Maarten De Moor
How to keep your cloud costs from spiralling out of control?
Thomas is CIO of Everything & Beyond Digital Inc, a fast growing organization with – as the name suggests – a very diverse array of activities. In light of the rapid expansion, most departments have been migrating to cloud under Thomas’ supervision. Why? For better scalability, more agile innovation and also to make digital collaboration more effortless.
About a year later, Thomas is faced with rising IT costs he did not anticipate.
Do you recognize the symptom in your IT activities, after your cloud migration? Then the diagnosis might be: cloud sprawl.
What is cloud sprawl?
Cloud sprawl is the emergence of unmanaged or over-scaled workloads running in a cloud environment. These problems are caused by a lack of management, strategy, and monitoring.
In the case of Everything & Beyond Digital Inc For instance, workloads in various departments are tested and moved around by eager developers. Subsequently, they are often unnecessarily left running. They therefore not only occupy space, but also cause vulnerabilities for security and data integrity.
How to prevent cloud sprawl?
1. Create and enforce a cloud strategy
Everything starts with a good strategy. You need to think about how you will implement cloud into your IT infrastructure. Will you use a full cloud or hybrid setup? Which workloads will you migrate to the cloud? Compliance and data protection regulations are often important drivers for your decisions. These decisions should be documented in your cloud strategy.
2. Educate your IT staff and developers about cloud
When you have migrated workloads to your cloud environment, it is up to your internal IT to maintain that environment. Therefore, it’s important that they master the basics of cloud, how they can access resources, which cloud-specific troubleshooting tools are available etc.
For developers, it’s also important to have a basic understanding of the cloud too. Cloud comes with some solutions (e.g. CI/CD, low-code…) that can enhance the way they work.
Not only IT staff and developers should be educated about cloud, but a basic understanding of cloud is also important for every employee of your company. In the end, they will use your IT infrastructure and applications. The way they access applications, files, and other company assets might change when you move to the cloud and adopt PaaS or SaaS solutions.
3. Use a cost management tool
Almost every cloud platform has its own cost management tool. Let’s take Azure cost management as an example. It’s a tool with a wide range of services to get insights into your Azure cost and usage, keep your budget under control and perform administrative tasks.
You can investigate the cloud usage of specific business departments, applications, resources etc. By assigning certain budgets and by enabling alerts, you will be aware of when your cost exceeds the provisioned budget. You even get forecasts on how the cost of your services will evolve over time. That allows you to take action before you exceed your budget.

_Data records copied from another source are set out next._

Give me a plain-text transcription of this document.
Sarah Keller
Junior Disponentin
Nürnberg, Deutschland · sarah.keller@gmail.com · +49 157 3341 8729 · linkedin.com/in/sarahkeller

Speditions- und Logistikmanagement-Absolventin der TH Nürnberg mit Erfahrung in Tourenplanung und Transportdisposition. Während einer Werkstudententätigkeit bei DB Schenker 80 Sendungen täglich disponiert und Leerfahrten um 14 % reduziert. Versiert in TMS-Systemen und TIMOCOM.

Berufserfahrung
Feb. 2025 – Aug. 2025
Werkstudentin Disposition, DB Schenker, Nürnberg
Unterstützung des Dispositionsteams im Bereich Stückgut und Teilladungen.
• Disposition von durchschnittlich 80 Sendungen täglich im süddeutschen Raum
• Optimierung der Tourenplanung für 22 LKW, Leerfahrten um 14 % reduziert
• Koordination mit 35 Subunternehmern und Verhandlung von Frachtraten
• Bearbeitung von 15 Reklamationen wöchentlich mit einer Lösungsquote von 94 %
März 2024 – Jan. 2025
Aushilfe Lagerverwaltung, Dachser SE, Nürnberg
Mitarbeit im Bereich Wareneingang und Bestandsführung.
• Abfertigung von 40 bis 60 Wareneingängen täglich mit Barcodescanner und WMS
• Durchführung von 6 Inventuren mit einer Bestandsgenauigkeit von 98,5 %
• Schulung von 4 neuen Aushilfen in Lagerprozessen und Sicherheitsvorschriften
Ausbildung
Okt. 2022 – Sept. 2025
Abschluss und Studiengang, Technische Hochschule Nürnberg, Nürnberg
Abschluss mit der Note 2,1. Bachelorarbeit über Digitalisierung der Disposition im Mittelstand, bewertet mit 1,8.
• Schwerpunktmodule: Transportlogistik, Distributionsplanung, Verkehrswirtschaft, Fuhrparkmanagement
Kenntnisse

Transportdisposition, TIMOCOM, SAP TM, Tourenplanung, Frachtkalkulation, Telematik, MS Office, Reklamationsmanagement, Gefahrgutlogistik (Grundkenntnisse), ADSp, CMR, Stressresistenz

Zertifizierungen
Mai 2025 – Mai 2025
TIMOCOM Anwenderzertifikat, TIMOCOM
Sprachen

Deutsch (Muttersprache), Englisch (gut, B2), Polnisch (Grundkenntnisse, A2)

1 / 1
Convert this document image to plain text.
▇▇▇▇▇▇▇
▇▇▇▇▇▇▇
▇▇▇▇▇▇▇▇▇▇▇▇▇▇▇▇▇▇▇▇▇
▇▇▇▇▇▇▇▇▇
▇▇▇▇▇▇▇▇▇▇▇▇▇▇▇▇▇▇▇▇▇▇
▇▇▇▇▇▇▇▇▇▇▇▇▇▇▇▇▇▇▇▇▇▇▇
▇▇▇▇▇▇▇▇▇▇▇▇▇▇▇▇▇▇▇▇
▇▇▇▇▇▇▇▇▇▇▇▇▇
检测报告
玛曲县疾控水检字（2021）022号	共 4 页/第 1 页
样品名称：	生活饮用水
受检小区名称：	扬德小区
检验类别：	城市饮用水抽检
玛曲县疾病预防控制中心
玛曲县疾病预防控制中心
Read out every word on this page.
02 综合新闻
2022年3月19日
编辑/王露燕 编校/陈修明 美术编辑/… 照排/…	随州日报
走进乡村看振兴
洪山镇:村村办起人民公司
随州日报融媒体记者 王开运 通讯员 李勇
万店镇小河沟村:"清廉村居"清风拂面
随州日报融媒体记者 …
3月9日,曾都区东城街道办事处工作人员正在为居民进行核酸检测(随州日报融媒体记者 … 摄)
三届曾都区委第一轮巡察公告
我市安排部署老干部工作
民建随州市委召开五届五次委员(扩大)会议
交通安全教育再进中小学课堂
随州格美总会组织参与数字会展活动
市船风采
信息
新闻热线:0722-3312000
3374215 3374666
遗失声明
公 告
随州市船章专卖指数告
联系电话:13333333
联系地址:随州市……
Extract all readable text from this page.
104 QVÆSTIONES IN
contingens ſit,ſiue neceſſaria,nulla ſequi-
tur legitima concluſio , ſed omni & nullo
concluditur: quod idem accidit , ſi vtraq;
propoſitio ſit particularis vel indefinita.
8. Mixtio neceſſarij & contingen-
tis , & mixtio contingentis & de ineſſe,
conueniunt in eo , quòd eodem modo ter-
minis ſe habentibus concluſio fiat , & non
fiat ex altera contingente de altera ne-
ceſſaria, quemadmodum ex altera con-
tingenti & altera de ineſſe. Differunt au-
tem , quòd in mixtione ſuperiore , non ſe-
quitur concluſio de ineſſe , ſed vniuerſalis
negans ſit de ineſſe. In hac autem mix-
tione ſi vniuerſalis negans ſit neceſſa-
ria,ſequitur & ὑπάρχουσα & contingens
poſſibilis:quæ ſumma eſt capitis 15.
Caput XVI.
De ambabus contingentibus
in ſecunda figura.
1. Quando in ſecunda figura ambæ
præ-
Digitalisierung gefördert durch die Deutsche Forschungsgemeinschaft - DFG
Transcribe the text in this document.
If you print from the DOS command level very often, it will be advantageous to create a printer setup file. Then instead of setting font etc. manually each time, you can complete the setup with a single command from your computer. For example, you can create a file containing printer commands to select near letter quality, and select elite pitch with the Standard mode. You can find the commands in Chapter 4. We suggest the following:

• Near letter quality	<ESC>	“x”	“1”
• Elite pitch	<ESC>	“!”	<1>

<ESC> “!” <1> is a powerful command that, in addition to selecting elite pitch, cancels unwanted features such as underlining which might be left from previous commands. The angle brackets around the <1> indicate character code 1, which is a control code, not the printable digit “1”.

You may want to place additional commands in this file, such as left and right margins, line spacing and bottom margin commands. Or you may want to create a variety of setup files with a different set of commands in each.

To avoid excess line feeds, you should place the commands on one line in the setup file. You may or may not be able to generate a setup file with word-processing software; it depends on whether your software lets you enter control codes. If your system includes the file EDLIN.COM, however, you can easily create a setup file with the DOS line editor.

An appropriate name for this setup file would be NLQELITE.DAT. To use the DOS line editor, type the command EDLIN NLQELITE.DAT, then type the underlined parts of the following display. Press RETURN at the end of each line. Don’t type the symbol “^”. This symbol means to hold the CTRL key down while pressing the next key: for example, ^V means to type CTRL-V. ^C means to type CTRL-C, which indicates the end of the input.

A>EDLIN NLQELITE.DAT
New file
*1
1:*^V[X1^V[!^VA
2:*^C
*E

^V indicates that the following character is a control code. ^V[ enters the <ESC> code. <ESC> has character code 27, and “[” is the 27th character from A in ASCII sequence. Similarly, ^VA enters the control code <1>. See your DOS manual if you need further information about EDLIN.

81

You get advisory recommendations on how you can save costs by identifying oversized or unused resources.
All these things allow you to keep your cloud cost under control and act if needed.
To wrap up: use a cloud migration framework for your journey to the cloud
Everything comes together in a cloud migration framework.
As we mentioned earlier, a cloud strategy is crucial in your cloud adoption journey and that’s why it’s part of Microsoft’s CAF. Aside from a good strategy, it’s important to prepare your people and bring them up to speed with cloud.
When you start your migration to the cloud, you don’t simply lift and shift everything to your cloud environment. You need to take a critical look at each server. If the application will eventually be phased out (and your current infrastructure allows it), it might be interesting to keep that workload running in your on-premises data center for a while.
Maybe there are applications that can be easily replaced by PaaS or SaaS solutions, resulting in relieving the administrative overhead of patching and updating the OS? Or maybe there are servers running on outdated operating systems? This may be the ideal occasion to reinstall your applications on a modern OS.
Bottom line: cloud is a continuous journey
The journey doesn’t end after the big wave of migrations. Post-migration, the innovative phase truly starts, because there are often still a lot of opportunities to shift to PaaS or SaaS solutions. To make sure your cloud environment remains in a healthy state, it should be governed, managed, and optimized.